A greener and more equitable future — that’s the idea behind a first-of-its-kind plant to be built in Kenya that could remove up to 1 million tons of carbon dioxide from the atmosphere every year.
The proposal to build a direct air capture plant, announced in September as a joint venture between Swiss company Climeworks and Kenya-based Great Carbon Valley, has been billed as a springboard for creating a new, green economy in Africa as the world is expected to invest trillions of dollars in climate-related investment in the coming years.
Direct-air capture sucks in carbon dioxide from the atmosphere and stores it underground, a process that is relatively energy intensive. The technology has been criticized by some climate scientists who argue that the technology is a dangerous distraction from the only viable solution to climate change: Cutting greenhouse gas emissions by transitioning en masse away from fossil fuels. Others say that direct air capture is a necessary part of a diverse effort to limit global warming.
“The world is going to need to decarbonize,” said Bilha Ndirangu, CEO of Great Carbon Valley. There will be different innovations and investments in the decarbonization effort. How do we make sure that some of those investments are happening in Africa?”
The case for investing in Africa is heightened by the disproportionate impacts of climate change, such as extreme drought and flooding, on African nations that have contributed little to the world’s greenhouse gas emissions.
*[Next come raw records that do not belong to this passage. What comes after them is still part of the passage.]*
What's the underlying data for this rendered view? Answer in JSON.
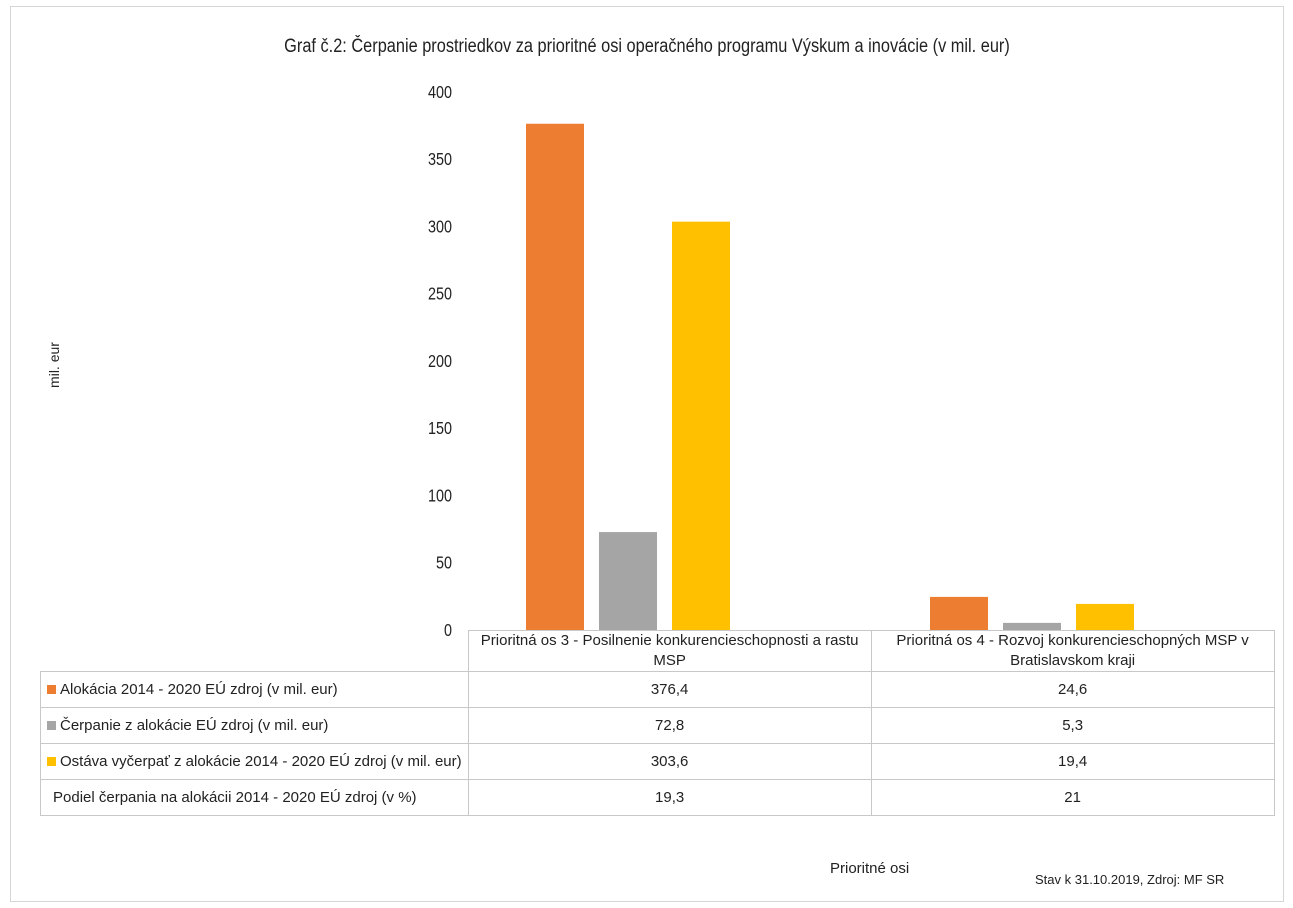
{
  "chart_data": {
    "type": "bar",
    "title": "Graf č.2: Čerpanie prostriedkov za prioritné osi operačného programu Výskum a inovácie (v mil. eur)",
    "ylabel": "mil. eur",
    "xlabel": "Prioritné osi",
    "ylim": [
      0,
      400
    ],
    "yticks": [
      "0",
      "50",
      "100",
      "150",
      "200",
      "250",
      "300",
      "350",
      "400"
    ],
    "categories": [
      "Prioritná os 3 - Posilnenie konkurencieschopnosti a rastu MSP",
      "Prioritná os 4 - Rozvoj konkurencieschopných MSP v Bratislavskom kraji"
    ],
    "series": [
      {
        "name": "Alokácia 2014 - 2020 EÚ zdroj (v mil. eur)",
        "color": "#ED7D31",
        "values": [
          376.4,
          24.6
        ],
        "labels": [
          "376,4",
          "24,6"
        ]
      },
      {
        "name": "Čerpanie z alokácie EÚ zdroj (v mil. eur)",
        "color": "#A5A5A5",
        "values": [
          72.8,
          5.3
        ],
        "labels": [
          "72,8",
          "5,3"
        ]
      },
      {
        "name": "Ostáva vyčerpať z alokácie 2014 - 2020 EÚ zdroj (v mil. eur)",
        "color": "#FFC000",
        "values": [
          303.6,
          19.4
        ],
        "labels": [
          "303,6",
          "19,4"
        ]
      }
    ],
    "table_extra_row": {
      "name": "Podiel čerpania na alokácii 2014 - 2020 EÚ zdroj (v %)",
      "labels": [
        "19,3",
        "21"
      ]
    },
    "grid": false,
    "legend": "data table"
  },
  "source_note": "Stav k 31.10.2019, Zdroj: MF SR"
}
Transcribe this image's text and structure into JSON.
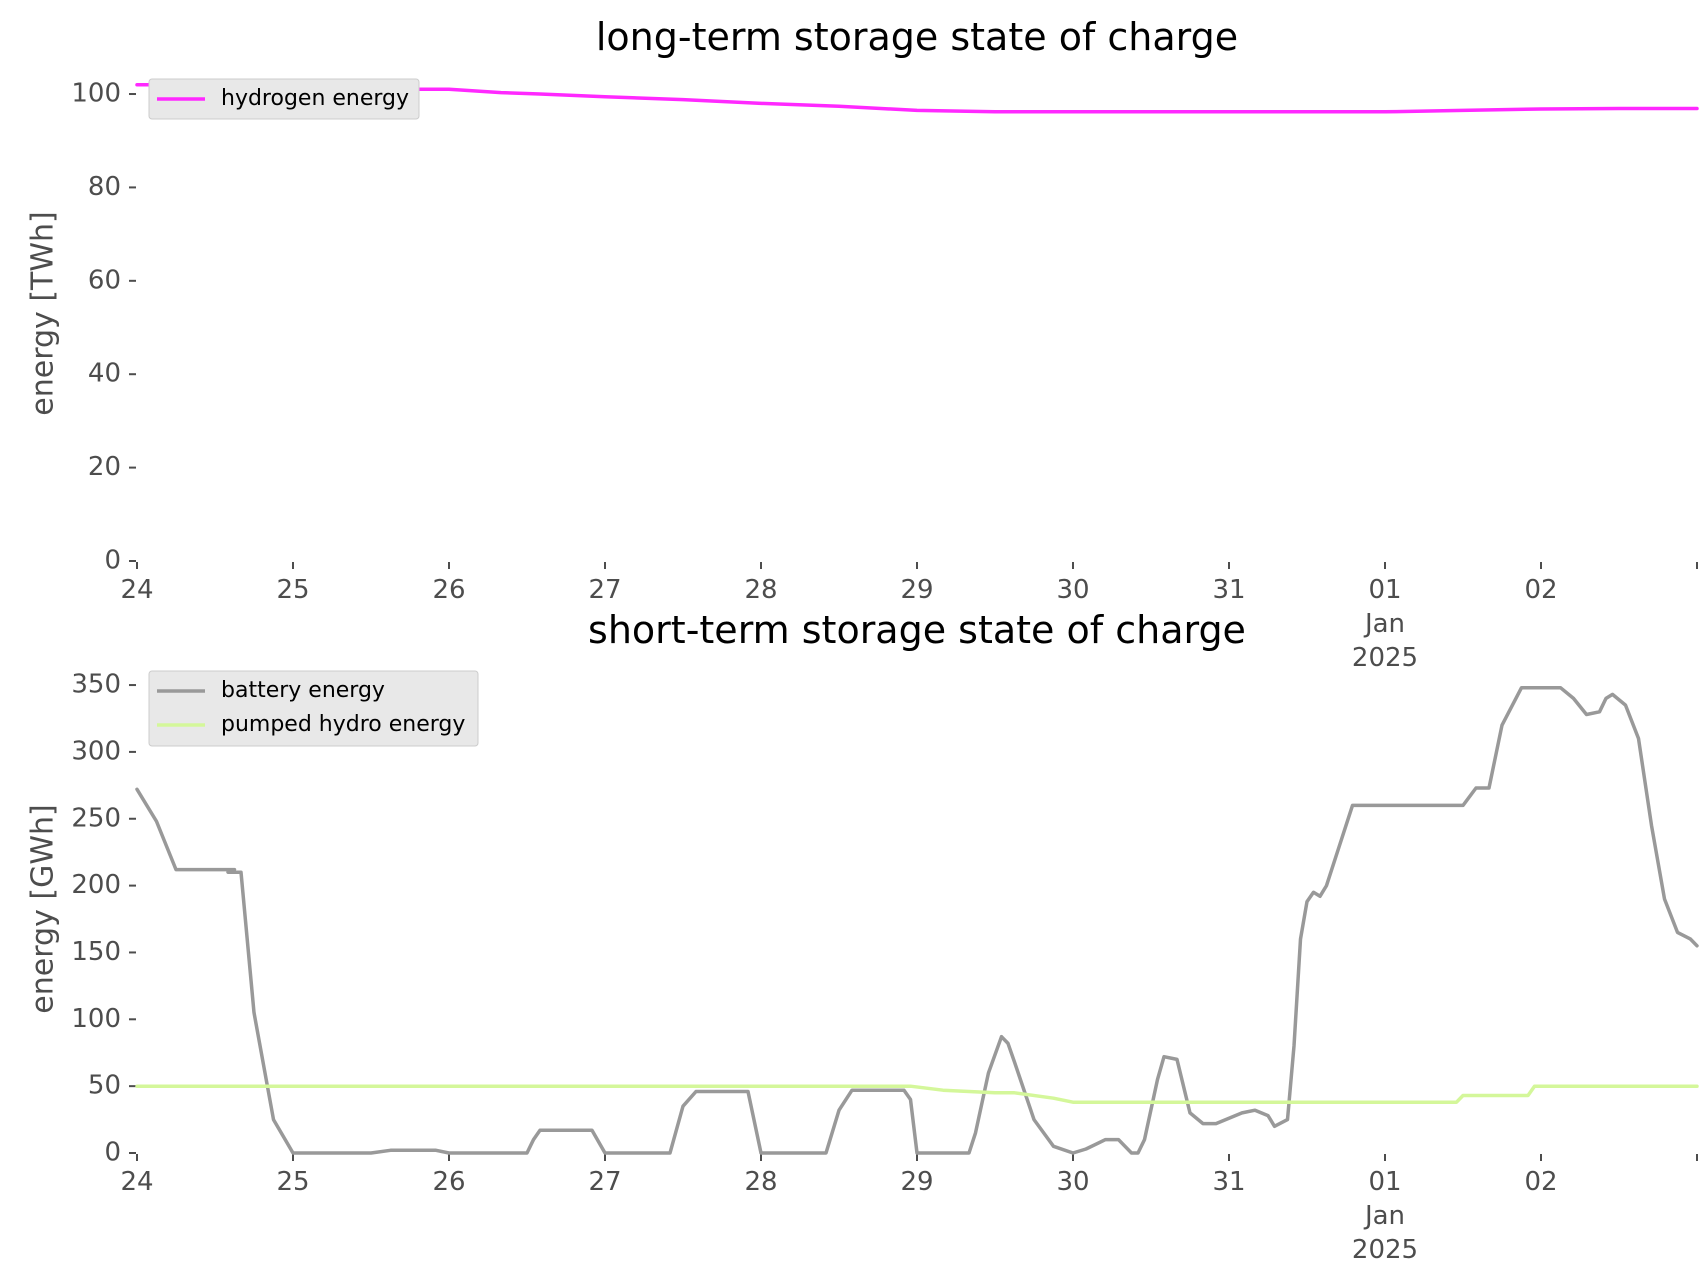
{
  "chart_data": [
    {
      "type": "line",
      "title": "long-term storage state of charge",
      "ylabel": "energy [TWh]",
      "xlabel": "",
      "ylim": [
        0,
        106
      ],
      "xlim": [
        "2024-12-24",
        "2025-01-03"
      ],
      "grid": false,
      "legend": "top-left",
      "x_ticks": [
        {
          "x": "2024-12-24",
          "label": "24"
        },
        {
          "x": "2024-12-25",
          "label": "25"
        },
        {
          "x": "2024-12-26",
          "label": "26"
        },
        {
          "x": "2024-12-27",
          "label": "27"
        },
        {
          "x": "2024-12-28",
          "label": "28"
        },
        {
          "x": "2024-12-29",
          "label": "29"
        },
        {
          "x": "2024-12-30",
          "label": "30"
        },
        {
          "x": "2024-12-31",
          "label": "31"
        },
        {
          "x": "2025-01-01",
          "label": "01",
          "sub": [
            "Jan",
            "2025"
          ]
        },
        {
          "x": "2025-01-02",
          "label": "02"
        },
        {
          "x": "2025-01-03",
          "label": ""
        }
      ],
      "y_ticks": [
        0,
        20,
        40,
        60,
        80,
        100
      ],
      "series": [
        {
          "name": "hydrogen energy",
          "color": "#ff29ff",
          "x": [
            "2024-12-24 00:00",
            "2024-12-24 12:00",
            "2024-12-25 00:00",
            "2024-12-25 12:00",
            "2024-12-26 00:00",
            "2024-12-26 08:00",
            "2024-12-26 14:00",
            "2024-12-27 00:00",
            "2024-12-27 12:00",
            "2024-12-28 00:00",
            "2024-12-28 12:00",
            "2024-12-29 00:00",
            "2024-12-29 12:00",
            "2024-12-30 00:00",
            "2024-12-31 00:00",
            "2025-01-01 00:00",
            "2025-01-01 12:00",
            "2025-01-02 00:00",
            "2025-01-02 12:00",
            "2025-01-03 00:00"
          ],
          "y": [
            102,
            102,
            101.5,
            101,
            101,
            100.3,
            100,
            99.4,
            98.8,
            98,
            97.4,
            96.5,
            96.2,
            96.2,
            96.2,
            96.2,
            96.5,
            96.8,
            96.9,
            96.9
          ]
        }
      ]
    },
    {
      "type": "line",
      "title": "short-term storage state of charge",
      "ylabel": "energy [GWh]",
      "xlabel": "",
      "ylim": [
        0,
        365
      ],
      "xlim": [
        "2024-12-24",
        "2025-01-03"
      ],
      "grid": false,
      "legend": "top-left",
      "x_ticks": [
        {
          "x": "2024-12-24",
          "label": "24"
        },
        {
          "x": "2024-12-25",
          "label": "25"
        },
        {
          "x": "2024-12-26",
          "label": "26"
        },
        {
          "x": "2024-12-27",
          "label": "27"
        },
        {
          "x": "2024-12-28",
          "label": "28"
        },
        {
          "x": "2024-12-29",
          "label": "29"
        },
        {
          "x": "2024-12-30",
          "label": "30"
        },
        {
          "x": "2024-12-31",
          "label": "31"
        },
        {
          "x": "2025-01-01",
          "label": "01",
          "sub": [
            "Jan",
            "2025"
          ]
        },
        {
          "x": "2025-01-02",
          "label": "02"
        },
        {
          "x": "2025-01-03",
          "label": ""
        }
      ],
      "y_ticks": [
        0,
        50,
        100,
        150,
        200,
        250,
        300,
        350
      ],
      "series": [
        {
          "name": "battery energy",
          "color": "#999999",
          "x": [
            "2024-12-24 00:00",
            "2024-12-24 03:00",
            "2024-12-24 06:00",
            "2024-12-24 09:00",
            "2024-12-24 12:00",
            "2024-12-24 15:00",
            "2024-12-24 14:00",
            "2024-12-24 16:00",
            "2024-12-24 18:00",
            "2024-12-24 21:00",
            "2024-12-25 00:00",
            "2024-12-25 03:00",
            "2024-12-25 12:00",
            "2024-12-25 15:00",
            "2024-12-25 22:00",
            "2024-12-26 00:00",
            "2024-12-26 12:00",
            "2024-12-26 13:00",
            "2024-12-26 14:00",
            "2024-12-26 16:00",
            "2024-12-26 22:00",
            "2024-12-27 00:00",
            "2024-12-27 10:00",
            "2024-12-27 12:00",
            "2024-12-27 14:00",
            "2024-12-27 22:00",
            "2024-12-28 00:00",
            "2024-12-28 10:00",
            "2024-12-28 12:00",
            "2024-12-28 14:00",
            "2024-12-28 22:00",
            "2024-12-28 23:00",
            "2024-12-29 00:00",
            "2024-12-29 01:00",
            "2024-12-29 08:00",
            "2024-12-29 09:00",
            "2024-12-29 11:00",
            "2024-12-29 13:00",
            "2024-12-29 14:00",
            "2024-12-29 15:00",
            "2024-12-29 18:00",
            "2024-12-29 21:00",
            "2024-12-30 00:00",
            "2024-12-30 02:00",
            "2024-12-30 05:00",
            "2024-12-30 07:00",
            "2024-12-30 09:00",
            "2024-12-30 10:00",
            "2024-12-30 11:00",
            "2024-12-30 13:00",
            "2024-12-30 14:00",
            "2024-12-30 16:00",
            "2024-12-30 18:00",
            "2024-12-30 20:00",
            "2024-12-30 22:00",
            "2024-12-31 00:00",
            "2024-12-31 02:00",
            "2024-12-31 04:00",
            "2024-12-31 06:00",
            "2024-12-31 07:00",
            "2024-12-31 09:00",
            "2024-12-31 10:00",
            "2024-12-31 11:00",
            "2024-12-31 12:00",
            "2024-12-31 13:00",
            "2024-12-31 14:00",
            "2024-12-31 15:00",
            "2024-12-31 17:00",
            "2024-12-31 19:00",
            "2024-12-31 21:00",
            "2024-12-31 23:00",
            "2025-01-01 00:00",
            "2025-01-01 12:00",
            "2025-01-01 14:00",
            "2025-01-01 16:00",
            "2025-01-01 18:00",
            "2025-01-01 21:00",
            "2025-01-01 23:00",
            "2025-01-02 00:00",
            "2025-01-02 03:00",
            "2025-01-02 05:00",
            "2025-01-02 07:00",
            "2025-01-02 09:00",
            "2025-01-02 10:00",
            "2025-01-02 11:00",
            "2025-01-02 13:00",
            "2025-01-02 15:00",
            "2025-01-02 17:00",
            "2025-01-02 19:00",
            "2025-01-02 21:00",
            "2025-01-02 23:00",
            "2025-01-03 00:00"
          ],
          "y": [
            272,
            248,
            212,
            212,
            212,
            212,
            210,
            210,
            105,
            25,
            0,
            0,
            0,
            2,
            2,
            0,
            0,
            10,
            17,
            17,
            17,
            0,
            0,
            35,
            46,
            46,
            0,
            0,
            32,
            47,
            47,
            40,
            0,
            0,
            0,
            15,
            60,
            87,
            82,
            68,
            25,
            5,
            0,
            3,
            10,
            10,
            0,
            0,
            10,
            55,
            72,
            70,
            30,
            22,
            22,
            26,
            30,
            32,
            28,
            20,
            25,
            80,
            160,
            188,
            195,
            192,
            200,
            230,
            260,
            260,
            260,
            260,
            260,
            273,
            273,
            320,
            348,
            348,
            348,
            348,
            340,
            328,
            330,
            340,
            343,
            335,
            310,
            245,
            190,
            165,
            160,
            155
          ],
          "x_note": "",
          "ylim_note": ""
        },
        {
          "name": "pumped hydro energy",
          "color": "#d4f79a",
          "x": [
            "2024-12-24 00:00",
            "2024-12-25 00:00",
            "2024-12-26 00:00",
            "2024-12-27 00:00",
            "2024-12-28 00:00",
            "2024-12-28 23:00",
            "2024-12-29 04:00",
            "2024-12-29 12:00",
            "2024-12-29 15:00",
            "2024-12-29 21:00",
            "2024-12-30 00:00",
            "2024-12-31 00:00",
            "2025-01-01 00:00",
            "2025-01-01 11:00",
            "2025-01-01 12:00",
            "2025-01-01 22:00",
            "2025-01-01 23:00",
            "2025-01-03 00:00"
          ],
          "y": [
            50,
            50,
            50,
            50,
            50,
            50,
            47,
            45,
            45,
            41,
            38,
            38,
            38,
            38,
            43,
            43,
            50,
            50
          ]
        }
      ]
    }
  ]
}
Last month, discussions at the United Nations and the Africa Climate Summit in Nairobi focused on how to attract more capital to the continent — the world’s youngest continent, with 70% of sub-Saharan Africa under the age of 30.
The calls for foreign investment to Africa have been tempered, however, by those who warn that it can harm local communities if the investors prioritize profits over safety.
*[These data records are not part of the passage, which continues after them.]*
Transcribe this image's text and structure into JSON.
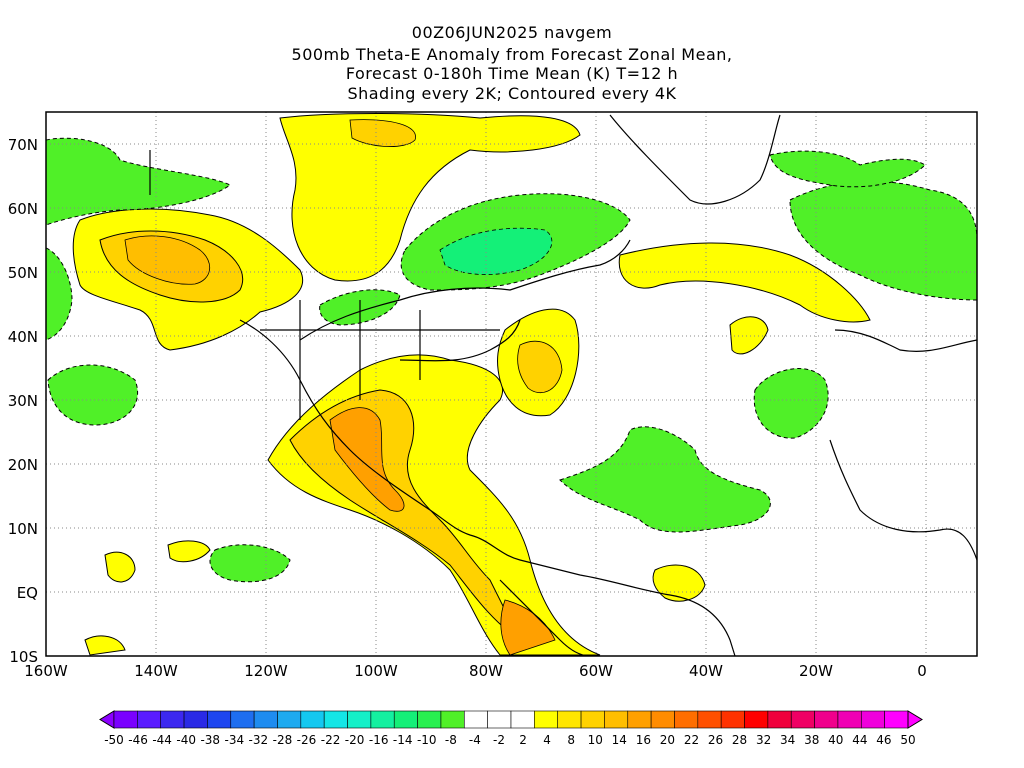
{
  "title": {
    "line1": "00Z06JUN2025 navgem",
    "line2": "500mb Theta-E Anomaly from Forecast Zonal Mean,",
    "line3": "Forecast 0-180h Time Mean (K) T=12 h",
    "line4": "Shading every 2K; Contoured every 4K"
  },
  "map": {
    "lon_range": [
      -160,
      10
    ],
    "lat_range": [
      -10,
      75
    ],
    "lon_ticks": [
      {
        "value": -160,
        "label": "160W"
      },
      {
        "value": -140,
        "label": "140W"
      },
      {
        "value": -120,
        "label": "120W"
      },
      {
        "value": -100,
        "label": "100W"
      },
      {
        "value": -80,
        "label": "80W"
      },
      {
        "value": -60,
        "label": "60W"
      },
      {
        "value": -40,
        "label": "40W"
      },
      {
        "value": -20,
        "label": "20W"
      },
      {
        "value": 0,
        "label": "0"
      }
    ],
    "lat_ticks": [
      {
        "value": 70,
        "label": "70N"
      },
      {
        "value": 60,
        "label": "60N"
      },
      {
        "value": 50,
        "label": "50N"
      },
      {
        "value": 40,
        "label": "40N"
      },
      {
        "value": 30,
        "label": "30N"
      },
      {
        "value": 20,
        "label": "20N"
      },
      {
        "value": 10,
        "label": "10N"
      },
      {
        "value": 0,
        "label": "EQ"
      },
      {
        "value": -10,
        "label": "10S"
      }
    ],
    "grid": true,
    "grid_style": "dotted"
  },
  "colorbar": {
    "labels": [
      "-50",
      "-46",
      "-44",
      "-40",
      "-38",
      "-34",
      "-32",
      "-28",
      "-26",
      "-22",
      "-20",
      "-16",
      "-14",
      "-10",
      "-8",
      "-4",
      "-2",
      "2",
      "4",
      "8",
      "10",
      "14",
      "16",
      "20",
      "22",
      "26",
      "28",
      "32",
      "34",
      "38",
      "40",
      "44",
      "46",
      "50"
    ],
    "colors": [
      "#7a00ff",
      "#5a1cff",
      "#3c28f0",
      "#2a2ae6",
      "#1e46f0",
      "#1e6ef0",
      "#1e8cf0",
      "#1eaaf0",
      "#14c8f0",
      "#14e6e6",
      "#14f0c8",
      "#14f0a0",
      "#14f078",
      "#28f050",
      "#50f028",
      "#ffffff",
      "#ffffff",
      "#ffffff",
      "#ffff00",
      "#ffe600",
      "#ffd200",
      "#ffbe00",
      "#ffa000",
      "#ff8c00",
      "#ff6e00",
      "#ff5000",
      "#ff3200",
      "#ff0000",
      "#f0003c",
      "#f00064",
      "#f0008c",
      "#f000b4",
      "#f000dc",
      "#ff00ff"
    ],
    "left_end_color": "#8c00ff",
    "right_end_color": "#ff00ff"
  }
}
“There’s a real need for safeguards on where these projects are taking place,” said Ugbaad Kosar, the director of environmental justice at Carbon180, a climate nonprofit that advocates for equitable carbon removal. “And once that’s decided, it’s important to track how the resources, benefits and risks are being distributed among the companies and vulnerable populations.”
Carbon removal companies such as Climeworks create carbon credits corresponding to units of carbon dioxide captured by their plants — these credits can be purchased by companies to offset their carbon emissions. Carbon removal allows companies to claim carbon neutrality by purchasing offsets from plants such as the Kenyan plant.
“All direct air capture does is help fossil fuel companies pretend they’re taking climate action while they continue to drill for oil,” Jonathan Foley, a climate scientist and founder of Project Drawdown, a nonprofit climate group, said. “Trading a few seconds of the world’s greenhouse gas emissions to give oil and gas companies a fig leaf is not a good bargain.”
The plant, projected to be completed by 2028, will be built in the Great Rift Valley, an intercontinental depression rich in deep basalt formations that extends across Kenya from Tanzania and onward to Ethiopia.
Ndirangu said that the project is an opportunity for Kenya to tackle the climate crisis while creating jobs and expanding the renewable energy grid.